I gather that your problem does not just have a number of nodes but rather specific node labels, and therefore two trees with the same shape but different labellings are to be considered distinct. However, you want the order of children to be irrelevant to the comparison. The fact that all nodes have unique labels makes the problem quite tractable: we can enumerate non-empty subsets of the available labels because we know that the trees generated with one subset of the labels must all be distinct from the trees generated with a different subset. Since the subtrees themselves are unordered, we can canonicalise by keeping the subtree roots sorted (any ordering is as good as any other).

So we end up with the procedure GenTrees(R, D, N), where R is the root label, D is the set of descendant labels, and N is the maximum tree depth, which can be defined as follows:

• If D is empty, return a singleton set with the tree consisting only of the indicated root node.

• (For efficiency) If N is 1, return a singleton set with the tree consisting of the indicated root node with the remaining nodes as leaves. (The less efficient step is "If N is 0, return the empty set." But it's better to shortcut by checking for N == 1.)

• Otherwise, start with an empty set of possible trees, and

• For every non-empty subset S of D (these are the children of the root node):

  • For every ordered partition P of D - S into |S| subsets (these are the remaining descendants of each subtree):

    • Add to the return set all trees with root R whose children are in GenTrees(Si, Pi, N-1). (This is a cartesian product.

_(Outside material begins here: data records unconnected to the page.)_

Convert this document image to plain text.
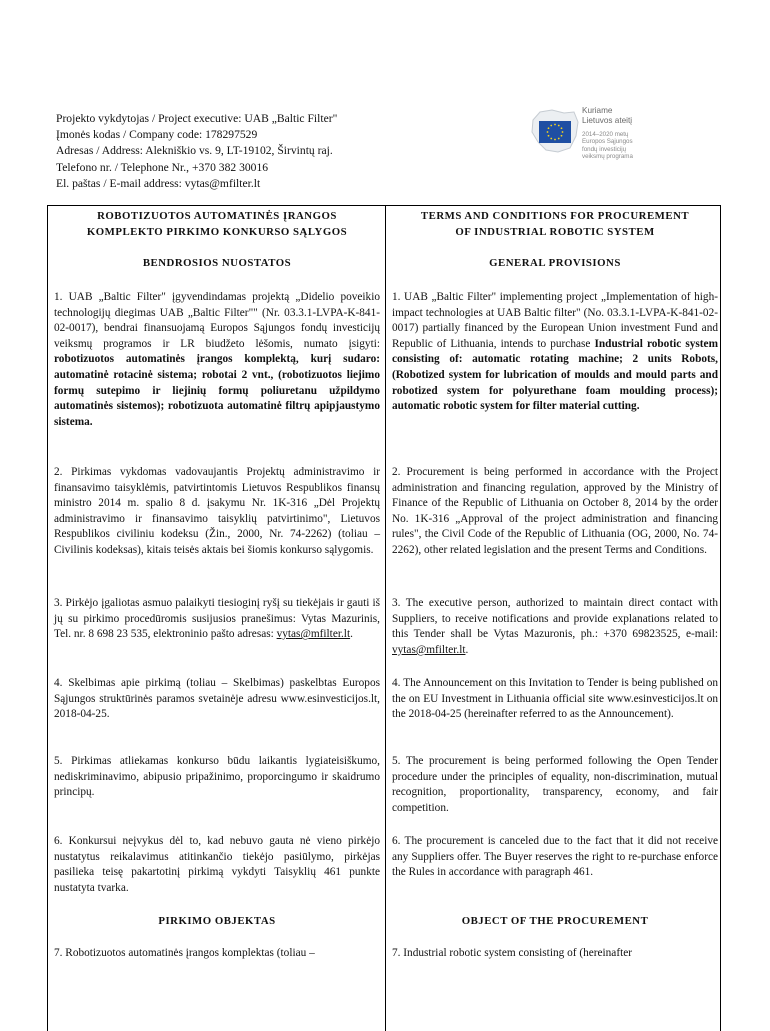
Projekto vykdytojas / Project executive: UAB „Baltic Filter"
Įmonės kodas / Company code: 178297529
Adresas / Address: Alekniškio vs. 9, LT-19102, Širvintų raj.
Telefono nr. / Telephone Nr., +370 382 30016
El. paštas / E-mail address: vytas@mfilter.lt
Kuriame
Lietuvos ateitį
2014–2020 metų
Europos Sąjungos
fondų investicijų
veiksmų programa
ROBOTIZUOTOS AUTOMATINĖS ĮRANGOS
KOMPLEKTO PIRKIMO KONKURSO SĄLYGOS
BENDROSIOS NUOSTATOS
1. UAB „Baltic Filter" įgyvendindamas projektą „Didelio poveikio technologijų diegimas UAB „Baltic Filter"" (Nr. 03.3.1-LVPA-K-841-02-0017), bendrai finansuojamą Europos Sąjungos fondų investicijų veiksmų programos ir LR biudžeto lėšomis, numato įsigyti: robotizuotos automatinės įrangos komplektą, kurį sudaro: automatinė rotacinė sistema; robotai 2 vnt., (robotizuotos liejimo formų sutepimo ir liejinių formų poliuretanu užpildymo automatinės sistemos); robotizuota automatinė filtrų apipjaustymo sistema.
2. Pirkimas vykdomas vadovaujantis Projektų administravimo ir finansavimo taisyklėmis, patvirtintomis Lietuvos Respublikos finansų ministro 2014 m. spalio 8 d. įsakymu Nr. 1K-316 „Dėl Projektų administravimo ir finansavimo taisyklių patvirtinimo", Lietuvos Respublikos civiliniu kodeksu (Žin., 2000, Nr. 74-2262) (toliau – Civilinis kodeksas), kitais teisės aktais bei šiomis konkurso sąlygomis.
3. Pirkėjo įgaliotas asmuo palaikyti tiesioginį ryšį su tiekėjais ir gauti iš jų su pirkimo procedūromis susijusios pranešimus: Vytas Mazurinis, Tel. nr. 8 698 23 535, elektroninio pašto adresas: vytas@mfilter.lt.
4. Skelbimas apie pirkimą (toliau – Skelbimas) paskelbtas Europos Sąjungos struktūrinės paramos svetainėje adresu www.esinvesticijos.lt, 2018-04-25.
5. Pirkimas atliekamas konkurso būdu laikantis lygiateisiškumo, nediskriminavimo, abipusio pripažinimo, proporcingumo ir skaidrumo principų.
6. Konkursui neįvykus dėl to, kad nebuvo gauta nė vieno pirkėjo nustatytus reikalavimus atitinkančio tiekėjo pasiūlymo, pirkėjas pasilieka teisę pakartotinį pirkimą vykdyti Taisyklių 461 punkte nustatyta tvarka.
PIRKIMO OBJEKTAS
7. Robotizuotos automatinės įrangos komplektas (toliau –
TERMS AND CONDITIONS FOR PROCUREMENT
OF INDUSTRIAL ROBOTIC SYSTEM
GENERAL PROVISIONS
1. UAB „Baltic Filter" implementing project „Implementation of high-impact technologies at UAB Baltic filter" (No. 03.3.1-LVPA-K-841-02-0017) partially financed by the European Union investment Fund and Republic of Lithuania, intends to purchase Industrial robotic system consisting of: automatic rotating machine; 2 units Robots, (Robotized system for lubrication of moulds and mould parts and robotized system for polyurethane foam moulding process); automatic robotic system for filter material cutting.
2. Procurement is being performed in accordance with the Project administration and financing regulation, approved by the Ministry of Finance of the Republic of Lithuania on October 8, 2014 by the order No. 1K-316 „Approval of the project administration and financing rules", the Civil Code of the Republic of Lithuania (OG, 2000, No. 74-2262), other related legislation and the present Terms and Conditions.
3. The executive person, authorized to maintain direct contact with Suppliers, to receive notifications and provide explanations related to this Tender shall be Vytas Mazuronis, ph.: +370 69823525, e-mail: vytas@mfilter.lt.
4. The Announcement on this Invitation to Tender is being published on the on EU Investment in Lithuania official site www.esinvesticijos.lt on the 2018-04-25 (hereinafter referred to as the Announcement).
5. The procurement is being performed following the Open Tender procedure under the principles of equality, non-discrimination, mutual recognition, proportionality, transparency, economy, and fair competition.
6. The procurement is canceled due to the fact that it did not receive any Suppliers offer. The Buyer reserves the right to re-purchase enforce the Rules in accordance with paragraph 461.
OBJECT OF THE PROCUREMENT
7. Industrial robotic system consisting of (hereinafter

Here, the ordering of S is arbitrary but must be consistent; sorting the labels into ascending order would be an obvious solution.)

By way of testing the above a little, I wrote a sample implementation in Python. It makes no attempt to be efficient, and is basically a transcription of the above using python generators. (The advantage of generators is that we don't have to fill memory with the millions of possible trees; we just generate one at a time.)

In case it is clearer than the verbiage, here it is:

from functools import reduce
from itertools import product

class tree(object):
  def __init__(self, root, kids=()):
    self.root = root
    self.kids = tuple(kids)

  def __str__(self):
    '''Produce an S-expr for the tree.'''
    if self.kids:
      return "(%s %s)" % (self.root,
                          ' '.join(str(kid) for kid in self.kids))
    else:
      return self.root

def append(part, wherewhat):
  part[wherewhat[0]].append(wherewhat[1])
  return part

def gentrees(root, labels, N):
  if not labels or N <= 1:
    yield tree(root, labels if N else ())
  else:
    for p in product((0,1), repeat = len(labels)):
      if any(p):
        nexts, roots = reduce(append, zip(p, labels), ([], []))
        for q in product(range(len(roots)), repeat = len(nexts)):
          kidsets = reduce(append, zip(q, nexts), tuple([] for i in roots))
          yield from (tree(root, kids)
                      for kids in product(*(gentrees(root, rest, N-1)
                                            for root, rest in zip(roots, kidsets))))    

def alltrees(labels, N):
  for i, root in enumerate(labels):
    yield from gentrees(root, labels[:i] + labels[i+1:], N)

The last function iterates over all possible roots and calls gentrees with each one. Here's a sample output, for three nodes and maximum depth 2 (this function counts depth in links, not nodes):

>>> print('\n'.join(map(str,alltrees("ABC",2))))
(A (C B))
(A (B C))
(A B C)
(B (C A))
(B (A C))
(B A C)
(C (B A))
(C (A B))
(C A B)

Worth noting that the count of generated trees increases exponentially with the number of node labels. Unless you are limiting yourself to very small trees, you should probably make some attempt to prune the generation recursion whenever possible (top-down or bottom-up or both).